Along with limited abortion access, many in Kentucky, especially those living in rural areas, lack resources for women’s health, including contraceptives and family planning services. According to a 2014 study by the American Congress of Obstetricians and Gynecologists, 76 of the state’s 120 counties don’t have an OB-GYN. And Kentuckians need care: according to the most recently available data from Guttmacher, there were 7,220 pregnancies among teens aged 15 to 19 in Kentucky in 2013, making it the state with the eighth highest rate of teen pregnancy in the country.

This summer, Crim helped launch an initiative to improve birth control access in Eastern Kentucky.

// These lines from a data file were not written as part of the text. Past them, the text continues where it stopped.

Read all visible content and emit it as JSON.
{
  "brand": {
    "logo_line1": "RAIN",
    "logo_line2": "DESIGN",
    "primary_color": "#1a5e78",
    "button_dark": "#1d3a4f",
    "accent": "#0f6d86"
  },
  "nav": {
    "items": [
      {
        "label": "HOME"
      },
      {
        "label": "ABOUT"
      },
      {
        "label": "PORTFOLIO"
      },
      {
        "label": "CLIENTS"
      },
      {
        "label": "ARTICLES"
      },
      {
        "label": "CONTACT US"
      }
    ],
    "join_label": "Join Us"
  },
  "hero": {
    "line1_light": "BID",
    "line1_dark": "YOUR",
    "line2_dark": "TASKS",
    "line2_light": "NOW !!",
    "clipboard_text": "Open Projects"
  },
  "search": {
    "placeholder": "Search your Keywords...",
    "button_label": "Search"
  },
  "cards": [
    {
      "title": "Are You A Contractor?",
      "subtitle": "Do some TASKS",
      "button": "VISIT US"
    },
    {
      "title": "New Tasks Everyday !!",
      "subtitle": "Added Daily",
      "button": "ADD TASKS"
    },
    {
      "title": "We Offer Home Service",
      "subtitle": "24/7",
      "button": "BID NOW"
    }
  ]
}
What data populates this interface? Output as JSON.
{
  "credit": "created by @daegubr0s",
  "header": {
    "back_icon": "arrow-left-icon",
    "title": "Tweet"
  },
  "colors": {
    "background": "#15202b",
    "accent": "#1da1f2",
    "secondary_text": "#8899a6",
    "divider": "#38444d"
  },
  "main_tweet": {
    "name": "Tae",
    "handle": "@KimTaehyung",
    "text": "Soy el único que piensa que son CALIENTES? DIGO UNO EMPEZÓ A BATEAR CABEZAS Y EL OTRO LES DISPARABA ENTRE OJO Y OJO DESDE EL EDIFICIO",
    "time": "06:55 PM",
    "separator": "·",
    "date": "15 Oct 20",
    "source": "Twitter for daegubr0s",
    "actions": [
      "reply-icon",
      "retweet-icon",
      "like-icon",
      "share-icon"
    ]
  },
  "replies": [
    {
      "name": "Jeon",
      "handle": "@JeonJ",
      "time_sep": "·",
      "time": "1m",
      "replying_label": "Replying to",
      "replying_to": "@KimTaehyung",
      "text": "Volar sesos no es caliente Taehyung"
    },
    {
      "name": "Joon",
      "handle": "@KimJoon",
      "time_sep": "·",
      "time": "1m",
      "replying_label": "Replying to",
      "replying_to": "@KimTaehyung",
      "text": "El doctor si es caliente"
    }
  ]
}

The two-year program, in partnership with the National Campaign to Prevent Teen and Unplanned Pregnancy and Appalachia-based media center Appalshop, combines educational outreach, storytelling, and local policy change to make sure people in the region have access to all types of contraceptives.

For now, KHJN and pro-choice advocates are anxiously awaiting the ruling on EMW. “This case is incredibly important,” Nash said. “It also puts on the court not only what kind of regulation is appropriate, but how important is it to protect access.”

If the Kentucky judge rules for EMW to stay open, it would set a precedent that may mean Planned Parenthood could resume abortion services as well. In the worst-case scenario, if the clinic is closed, KHJN will have to transport people out of state, which means more money for travel, lodging and gas, and more logistics to sort out with other clinics. “Paying for the procedures will be easy at that point,” Stern said.

The battle over abortion access in Kentucky has emboldened people like Stern and Emily to advocate more strongly for reproductive justice. "The time to remain neutral and not choose a side has passed," Stern said. "For me it feels necessary now, which makes it a little easier to have these conversations."

For Stern, that means pushing harder to raise KHJN’s public profile. For Emily—who says she will never forget the help she received from the organization when she needed it most—it means sharing her story and offering up her time to the cause; her experiences have made her consider becoming a KHJN volunteer herself. “I have a hard time with them trying to pass the laws they’re trying to pass, not for my sake but for others,” she says. “I wouldn’t want someone not to have these resources like I did.”